A massive immunology research center housing scientists could house different specialists working together on a common project.
Interdisciplinary cooperation is critical to improve the field of immunology and lead to groundbreaking discoveries of vaccines and other disease treatments, Michelson Medical Research Foundation founder Dr. Gary K. Michelson said in an episode of the Science podcast.
“The problem is that most science in academia today is funded by NIH, and they fund essentially one out of every five research proposals, setting every scientist in competition with every other scientist,” he said. “We need to de-silo these brilliant people from all these different areas and have them live and work together on a common project. We need to do something that’s never been done—we need to build a ‘Field of Dreams’ research center on the same scale that industry would, with about 500-600 scientists.”
Dr. Sean Sanders, director and senior editor for Custom Publishing at Science and host of the podcast, added that “groundbreaking discoveries today are seldom the work of single researchers, but rather require teams of workers often across many disciplines.”
This week, California Governor Gavin Newsom’s budget announcement included an investment of $500 million towards the establishment of the California Institute for Immunology and Immunotherapy at UCLA to accomplish these very goals, which Dr. Michelson called “nothing short of historic.” He added that the institute will “undoubtedly save lives, reduce human suffering, save money, educate the next generation of scientists, and seed what will be the next technological economic powerhouse for California.”
“We need to de-silo these brilliant scientists from all these different disciplines and have them live and work together on a common project. We need to do something that’s never been done—we need to build a ‘Field of Dreams’ research center with about 500-600 scientists.”
—Dr. Gary K. Michelson
Dr. Sanders asked Dr.

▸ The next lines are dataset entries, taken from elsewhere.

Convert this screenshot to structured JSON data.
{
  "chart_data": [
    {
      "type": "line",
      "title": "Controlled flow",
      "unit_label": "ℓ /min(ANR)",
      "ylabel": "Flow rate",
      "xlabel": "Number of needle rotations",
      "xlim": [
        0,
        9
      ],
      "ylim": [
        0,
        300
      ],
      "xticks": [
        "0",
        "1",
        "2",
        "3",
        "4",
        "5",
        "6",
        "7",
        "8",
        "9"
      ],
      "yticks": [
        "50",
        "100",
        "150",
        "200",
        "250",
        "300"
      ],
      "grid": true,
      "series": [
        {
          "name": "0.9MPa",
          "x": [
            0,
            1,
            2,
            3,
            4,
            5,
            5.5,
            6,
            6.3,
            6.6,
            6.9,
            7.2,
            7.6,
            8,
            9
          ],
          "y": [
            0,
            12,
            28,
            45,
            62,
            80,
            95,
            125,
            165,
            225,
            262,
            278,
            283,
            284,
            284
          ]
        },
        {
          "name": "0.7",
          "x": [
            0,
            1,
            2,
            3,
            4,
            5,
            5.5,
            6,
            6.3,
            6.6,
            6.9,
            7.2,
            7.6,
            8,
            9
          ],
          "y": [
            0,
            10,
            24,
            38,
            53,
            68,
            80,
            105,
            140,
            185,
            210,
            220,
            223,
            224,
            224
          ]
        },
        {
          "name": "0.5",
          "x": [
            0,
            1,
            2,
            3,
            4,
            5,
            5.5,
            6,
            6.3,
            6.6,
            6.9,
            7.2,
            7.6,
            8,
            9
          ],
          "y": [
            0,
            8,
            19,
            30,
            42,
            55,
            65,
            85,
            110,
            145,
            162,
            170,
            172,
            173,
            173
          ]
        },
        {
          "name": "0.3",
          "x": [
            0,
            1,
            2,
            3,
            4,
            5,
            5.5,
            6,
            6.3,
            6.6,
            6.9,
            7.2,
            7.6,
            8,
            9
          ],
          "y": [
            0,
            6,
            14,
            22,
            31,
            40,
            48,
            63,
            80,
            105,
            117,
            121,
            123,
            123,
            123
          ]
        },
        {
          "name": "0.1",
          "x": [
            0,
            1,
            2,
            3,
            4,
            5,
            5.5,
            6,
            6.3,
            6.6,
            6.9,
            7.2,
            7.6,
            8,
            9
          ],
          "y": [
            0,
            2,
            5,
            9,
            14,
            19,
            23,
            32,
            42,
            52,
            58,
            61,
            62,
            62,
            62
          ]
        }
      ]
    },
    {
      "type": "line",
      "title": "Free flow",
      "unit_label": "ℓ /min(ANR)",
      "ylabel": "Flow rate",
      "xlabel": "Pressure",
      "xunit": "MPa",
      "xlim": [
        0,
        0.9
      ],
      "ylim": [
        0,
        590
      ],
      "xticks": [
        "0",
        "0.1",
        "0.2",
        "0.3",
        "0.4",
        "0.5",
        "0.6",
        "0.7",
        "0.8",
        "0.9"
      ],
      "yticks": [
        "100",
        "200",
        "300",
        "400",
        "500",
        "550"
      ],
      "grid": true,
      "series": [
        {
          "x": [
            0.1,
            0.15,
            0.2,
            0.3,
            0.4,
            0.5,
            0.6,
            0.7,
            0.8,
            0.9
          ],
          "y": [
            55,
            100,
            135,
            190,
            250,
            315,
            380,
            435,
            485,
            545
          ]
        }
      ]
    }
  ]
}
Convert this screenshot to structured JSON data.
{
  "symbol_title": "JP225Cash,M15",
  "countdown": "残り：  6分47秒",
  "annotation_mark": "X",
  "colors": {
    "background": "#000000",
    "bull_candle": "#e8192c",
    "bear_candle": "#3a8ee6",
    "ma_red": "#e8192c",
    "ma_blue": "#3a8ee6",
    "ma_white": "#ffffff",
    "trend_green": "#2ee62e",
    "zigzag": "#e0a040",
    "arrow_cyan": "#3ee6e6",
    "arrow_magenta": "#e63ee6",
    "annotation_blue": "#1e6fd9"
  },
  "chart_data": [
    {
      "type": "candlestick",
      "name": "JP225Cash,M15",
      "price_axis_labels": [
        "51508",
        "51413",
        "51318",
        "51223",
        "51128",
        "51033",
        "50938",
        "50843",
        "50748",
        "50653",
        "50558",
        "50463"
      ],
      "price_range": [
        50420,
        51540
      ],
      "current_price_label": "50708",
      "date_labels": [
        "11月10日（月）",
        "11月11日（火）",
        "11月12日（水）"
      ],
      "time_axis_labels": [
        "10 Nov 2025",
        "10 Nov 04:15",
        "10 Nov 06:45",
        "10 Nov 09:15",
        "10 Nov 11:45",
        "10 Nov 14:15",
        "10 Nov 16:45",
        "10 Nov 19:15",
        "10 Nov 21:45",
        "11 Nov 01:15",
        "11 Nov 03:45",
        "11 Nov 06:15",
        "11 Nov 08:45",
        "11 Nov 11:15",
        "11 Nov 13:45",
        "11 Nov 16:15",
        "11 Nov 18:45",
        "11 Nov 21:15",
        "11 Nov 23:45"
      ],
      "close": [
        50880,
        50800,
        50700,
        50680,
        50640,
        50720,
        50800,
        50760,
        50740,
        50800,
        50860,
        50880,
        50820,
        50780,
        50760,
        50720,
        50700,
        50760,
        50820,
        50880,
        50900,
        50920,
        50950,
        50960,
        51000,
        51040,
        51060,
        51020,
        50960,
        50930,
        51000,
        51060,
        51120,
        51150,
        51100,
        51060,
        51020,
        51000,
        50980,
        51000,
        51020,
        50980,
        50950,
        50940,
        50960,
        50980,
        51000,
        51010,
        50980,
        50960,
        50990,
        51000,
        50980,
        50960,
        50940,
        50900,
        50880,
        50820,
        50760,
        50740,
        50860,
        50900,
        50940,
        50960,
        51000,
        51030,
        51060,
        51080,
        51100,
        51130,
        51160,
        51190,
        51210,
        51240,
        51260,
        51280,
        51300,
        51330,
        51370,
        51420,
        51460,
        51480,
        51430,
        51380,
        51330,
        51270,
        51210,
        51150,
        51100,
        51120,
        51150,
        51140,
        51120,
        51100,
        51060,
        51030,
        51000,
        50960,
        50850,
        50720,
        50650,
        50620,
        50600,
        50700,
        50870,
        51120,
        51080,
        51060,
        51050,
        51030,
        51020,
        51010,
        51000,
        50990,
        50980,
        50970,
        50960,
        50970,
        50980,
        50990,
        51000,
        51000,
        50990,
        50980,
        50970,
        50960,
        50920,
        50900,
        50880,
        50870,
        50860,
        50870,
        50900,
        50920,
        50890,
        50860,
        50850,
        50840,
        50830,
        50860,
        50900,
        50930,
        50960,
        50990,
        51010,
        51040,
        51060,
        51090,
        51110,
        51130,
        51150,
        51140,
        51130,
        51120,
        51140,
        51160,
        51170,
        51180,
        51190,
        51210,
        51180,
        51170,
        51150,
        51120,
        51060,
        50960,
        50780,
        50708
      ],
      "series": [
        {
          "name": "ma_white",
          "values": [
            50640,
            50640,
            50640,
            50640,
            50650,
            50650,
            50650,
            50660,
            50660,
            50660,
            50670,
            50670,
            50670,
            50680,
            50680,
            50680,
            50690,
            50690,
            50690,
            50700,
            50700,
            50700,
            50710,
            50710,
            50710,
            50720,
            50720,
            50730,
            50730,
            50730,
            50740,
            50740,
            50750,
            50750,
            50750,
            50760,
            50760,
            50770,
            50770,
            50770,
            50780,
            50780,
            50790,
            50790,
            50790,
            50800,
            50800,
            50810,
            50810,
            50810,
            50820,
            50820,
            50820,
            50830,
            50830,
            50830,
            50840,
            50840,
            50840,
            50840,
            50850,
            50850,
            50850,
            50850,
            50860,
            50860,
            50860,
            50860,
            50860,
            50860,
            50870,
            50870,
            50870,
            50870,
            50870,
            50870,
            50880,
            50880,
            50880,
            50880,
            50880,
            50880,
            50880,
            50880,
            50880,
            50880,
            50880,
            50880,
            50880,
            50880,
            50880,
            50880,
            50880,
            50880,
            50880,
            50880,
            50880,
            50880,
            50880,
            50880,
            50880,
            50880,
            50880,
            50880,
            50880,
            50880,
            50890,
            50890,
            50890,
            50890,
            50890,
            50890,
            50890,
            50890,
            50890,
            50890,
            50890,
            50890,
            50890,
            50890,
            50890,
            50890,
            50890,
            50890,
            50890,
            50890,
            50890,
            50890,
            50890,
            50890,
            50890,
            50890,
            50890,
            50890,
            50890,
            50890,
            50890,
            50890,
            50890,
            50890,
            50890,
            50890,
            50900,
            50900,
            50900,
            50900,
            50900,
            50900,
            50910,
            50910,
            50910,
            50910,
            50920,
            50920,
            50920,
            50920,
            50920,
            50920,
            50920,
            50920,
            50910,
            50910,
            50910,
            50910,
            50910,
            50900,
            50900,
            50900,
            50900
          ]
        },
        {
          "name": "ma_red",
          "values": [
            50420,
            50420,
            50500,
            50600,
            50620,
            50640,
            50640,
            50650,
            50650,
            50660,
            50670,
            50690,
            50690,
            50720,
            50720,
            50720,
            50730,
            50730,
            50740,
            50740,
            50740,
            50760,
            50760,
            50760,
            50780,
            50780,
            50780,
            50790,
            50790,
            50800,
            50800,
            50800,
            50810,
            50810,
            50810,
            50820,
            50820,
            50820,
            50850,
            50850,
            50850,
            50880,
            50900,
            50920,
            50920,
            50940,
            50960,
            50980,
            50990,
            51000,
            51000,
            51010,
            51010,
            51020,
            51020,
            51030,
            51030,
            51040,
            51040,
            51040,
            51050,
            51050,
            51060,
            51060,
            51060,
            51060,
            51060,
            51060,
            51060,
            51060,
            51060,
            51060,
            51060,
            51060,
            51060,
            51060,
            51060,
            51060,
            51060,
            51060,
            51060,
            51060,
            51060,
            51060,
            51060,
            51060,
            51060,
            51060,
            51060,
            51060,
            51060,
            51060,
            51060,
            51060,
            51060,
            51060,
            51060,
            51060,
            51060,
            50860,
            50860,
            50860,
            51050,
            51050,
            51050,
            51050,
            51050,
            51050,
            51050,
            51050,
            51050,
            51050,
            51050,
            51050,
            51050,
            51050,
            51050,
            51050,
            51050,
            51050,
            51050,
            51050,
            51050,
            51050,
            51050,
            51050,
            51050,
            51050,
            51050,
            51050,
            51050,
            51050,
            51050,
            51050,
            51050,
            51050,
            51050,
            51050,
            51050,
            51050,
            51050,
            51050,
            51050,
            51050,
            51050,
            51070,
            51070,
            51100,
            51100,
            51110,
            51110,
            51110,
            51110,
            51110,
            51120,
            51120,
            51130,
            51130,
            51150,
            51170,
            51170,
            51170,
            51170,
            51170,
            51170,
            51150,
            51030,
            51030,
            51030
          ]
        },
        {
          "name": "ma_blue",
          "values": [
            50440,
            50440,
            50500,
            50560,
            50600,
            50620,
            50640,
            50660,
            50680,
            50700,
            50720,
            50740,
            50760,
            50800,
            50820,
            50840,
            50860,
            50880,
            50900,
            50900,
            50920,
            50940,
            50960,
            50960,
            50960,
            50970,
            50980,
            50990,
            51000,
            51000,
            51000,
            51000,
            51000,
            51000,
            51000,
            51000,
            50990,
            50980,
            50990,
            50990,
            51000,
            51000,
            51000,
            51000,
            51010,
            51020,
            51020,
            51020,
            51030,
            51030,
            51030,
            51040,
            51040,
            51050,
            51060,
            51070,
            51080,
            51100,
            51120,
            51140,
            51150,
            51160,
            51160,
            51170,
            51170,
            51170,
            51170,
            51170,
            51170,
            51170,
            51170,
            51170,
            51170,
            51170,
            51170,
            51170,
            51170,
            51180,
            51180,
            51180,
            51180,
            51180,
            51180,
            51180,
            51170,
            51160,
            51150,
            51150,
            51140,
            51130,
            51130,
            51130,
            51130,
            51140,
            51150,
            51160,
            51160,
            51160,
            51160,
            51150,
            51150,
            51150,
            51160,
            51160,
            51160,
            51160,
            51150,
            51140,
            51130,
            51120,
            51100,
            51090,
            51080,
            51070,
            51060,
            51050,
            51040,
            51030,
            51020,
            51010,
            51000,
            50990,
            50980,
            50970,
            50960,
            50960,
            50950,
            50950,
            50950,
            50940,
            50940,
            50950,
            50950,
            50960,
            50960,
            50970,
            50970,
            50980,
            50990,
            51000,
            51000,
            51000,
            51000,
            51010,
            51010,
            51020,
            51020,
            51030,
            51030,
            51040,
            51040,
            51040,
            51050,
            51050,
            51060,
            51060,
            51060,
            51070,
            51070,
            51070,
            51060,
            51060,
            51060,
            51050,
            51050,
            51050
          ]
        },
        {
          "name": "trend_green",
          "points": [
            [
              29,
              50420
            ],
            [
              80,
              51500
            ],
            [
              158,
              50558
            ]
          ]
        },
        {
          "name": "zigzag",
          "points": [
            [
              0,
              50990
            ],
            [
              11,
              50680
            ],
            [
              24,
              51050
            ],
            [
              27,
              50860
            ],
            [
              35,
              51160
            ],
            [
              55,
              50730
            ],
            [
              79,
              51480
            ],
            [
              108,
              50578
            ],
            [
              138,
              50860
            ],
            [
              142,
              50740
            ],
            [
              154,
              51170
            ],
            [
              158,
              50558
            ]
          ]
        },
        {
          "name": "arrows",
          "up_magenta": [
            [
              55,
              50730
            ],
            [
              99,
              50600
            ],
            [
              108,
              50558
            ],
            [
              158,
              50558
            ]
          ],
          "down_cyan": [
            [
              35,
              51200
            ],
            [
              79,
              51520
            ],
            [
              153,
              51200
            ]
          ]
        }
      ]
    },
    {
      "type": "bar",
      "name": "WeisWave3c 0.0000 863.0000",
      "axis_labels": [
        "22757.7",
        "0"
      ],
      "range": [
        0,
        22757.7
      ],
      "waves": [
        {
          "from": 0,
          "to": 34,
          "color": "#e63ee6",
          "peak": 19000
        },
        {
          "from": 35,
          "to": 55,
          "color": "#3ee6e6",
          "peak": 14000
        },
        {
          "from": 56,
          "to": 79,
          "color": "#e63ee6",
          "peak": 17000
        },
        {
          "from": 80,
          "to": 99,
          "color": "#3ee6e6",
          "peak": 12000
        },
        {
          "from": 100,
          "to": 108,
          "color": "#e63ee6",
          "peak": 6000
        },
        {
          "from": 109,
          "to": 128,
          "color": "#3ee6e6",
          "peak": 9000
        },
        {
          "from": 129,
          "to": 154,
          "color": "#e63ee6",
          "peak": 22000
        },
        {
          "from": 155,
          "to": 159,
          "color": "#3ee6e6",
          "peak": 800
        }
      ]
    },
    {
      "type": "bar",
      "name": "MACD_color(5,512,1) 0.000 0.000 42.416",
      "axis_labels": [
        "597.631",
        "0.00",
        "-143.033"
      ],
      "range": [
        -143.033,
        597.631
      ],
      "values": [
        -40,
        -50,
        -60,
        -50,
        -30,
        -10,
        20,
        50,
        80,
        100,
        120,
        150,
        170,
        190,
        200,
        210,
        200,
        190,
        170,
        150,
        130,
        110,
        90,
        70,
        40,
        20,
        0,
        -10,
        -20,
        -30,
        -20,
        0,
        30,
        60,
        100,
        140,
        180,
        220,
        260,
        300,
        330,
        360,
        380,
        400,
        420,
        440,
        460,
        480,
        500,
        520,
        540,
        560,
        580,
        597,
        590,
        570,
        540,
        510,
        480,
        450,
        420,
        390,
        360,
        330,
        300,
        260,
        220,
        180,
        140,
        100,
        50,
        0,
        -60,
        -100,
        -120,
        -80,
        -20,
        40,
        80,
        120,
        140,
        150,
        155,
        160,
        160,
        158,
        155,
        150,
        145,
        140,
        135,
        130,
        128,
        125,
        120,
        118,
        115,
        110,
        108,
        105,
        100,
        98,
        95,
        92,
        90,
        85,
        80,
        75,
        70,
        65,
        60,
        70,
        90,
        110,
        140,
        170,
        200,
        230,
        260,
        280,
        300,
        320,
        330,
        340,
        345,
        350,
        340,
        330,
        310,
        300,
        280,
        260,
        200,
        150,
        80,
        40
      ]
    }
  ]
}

Michelson about the most critical challenges facing immunology. Dr. Michelson said one immediate challenge is the need to develop an ex vivo human test system, which refers to “experimentation done in or on tissues obtained from an organism and maintained under optimum conditions mimicking natural conditions,” according to Science Direct.
“What the challenge—and the opportunity—is right now is to invent the tools and the methods by which we decode the mysterious workings of the immune system,” he said, explaining that immunology is the key to understanding and preventing almost all diseases.
Dr. Michelson is a board-certified orthopedic spinal surgeon, a serial inventor with nearly 1,000 medical patents, and the founder of Michelson Philanthropies and its network of foundations. Michelson Philanthropies recently partnered with AAAS/Science to support a $30,000 prize for early-career scientists known as the Michelson Philanthropies & Science Prize for Immunology.